Gordon nodded once, and they continued down the corridor.
---
The road into Gotham at this hour was nearly empty, the kind of emptiness that made the distance feel longer than it was. The highway ran straight and dark, and the only thing moving on it for a long stretch was a sleek black RV that gave no indication from the outside of what it was carrying.
Inside, it looked like what it was supposed to look like — a motor home, the interior fitted with the normal inventory of long-distance travel. The deception was the point. Nothing about the vehicle was meant to attract a second look.
Flag drove, Helena in the passenger seat, both of them in civilian clothes. The city outside was still a smear of distant lights ahead of them.
Behind the front seats, Lt. Steel sat on the sofa with his eyes closed in the way of someone who had learned to rest without sleeping, every muscle in his body maintaining a stillness that looked like relaxation and wasn't. Across from him, Rojo had found a bag of chips in the fridge and was working through them at a volume that was probably deliberate. Steel's expression didn't change.
"Look alive," Flag said, from the front. "We're approaching Gotham."
Steel opened his eyes. Rojo looked out the window, watching the welcome sign pass.
She sat back. "So much for working on my tan."
Waller's briefing had been thorough and repeated — two days of it alongside the Xenoskin familiarization, the same points emphasized each time.

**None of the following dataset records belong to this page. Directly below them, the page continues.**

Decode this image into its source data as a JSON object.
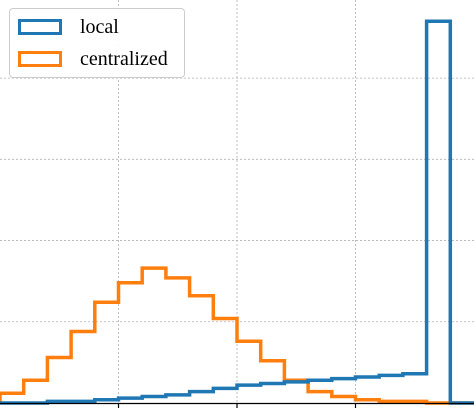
{
  "chart_data": {
    "type": "histogram",
    "title": "",
    "xlabel": "",
    "ylabel": "",
    "xlim": [
      0.0,
      1.0
    ],
    "ylim": [
      0.0,
      2.45
    ],
    "grid": true,
    "legend_position": "top-left",
    "bin_edges": [
      0.0,
      0.05,
      0.1,
      0.15,
      0.2,
      0.25,
      0.3,
      0.35,
      0.4,
      0.45,
      0.5,
      0.55,
      0.6,
      0.65,
      0.7,
      0.75,
      0.8,
      0.85,
      0.9,
      0.95,
      1.0
    ],
    "series": [
      {
        "name": "local",
        "color": "#1f77b4",
        "values": [
          0.0,
          0.0,
          0.01,
          0.01,
          0.02,
          0.03,
          0.04,
          0.05,
          0.07,
          0.09,
          0.11,
          0.12,
          0.13,
          0.14,
          0.15,
          0.16,
          0.17,
          0.18,
          2.35,
          0.0
        ]
      },
      {
        "name": "centralized",
        "color": "#ff7f0e",
        "values": [
          0.06,
          0.14,
          0.28,
          0.44,
          0.62,
          0.74,
          0.83,
          0.77,
          0.66,
          0.52,
          0.38,
          0.26,
          0.14,
          0.07,
          0.04,
          0.02,
          0.01,
          0.01,
          0.0,
          0.0
        ]
      }
    ]
  }
}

Civilian discretion. No public incidents. And no contact with the Batman. The last point had been stated first and reiterated last, which was how Waller indicated priorities.
Helena looked out at the Gotham skyline as it began to define itself against the night sky — the towers, the bridges, the particular quality of the city's darkness, which was different from other cities' darkness in ways that were difficult to specify but immediately obvious. She'd been here once before, briefly, and the impression it had left had not improved with time.
"Something wrong?" Flag asked, eyes on the road.
"No," Helena said. She watched the skyline for another moment. "Let's just get this done and get out."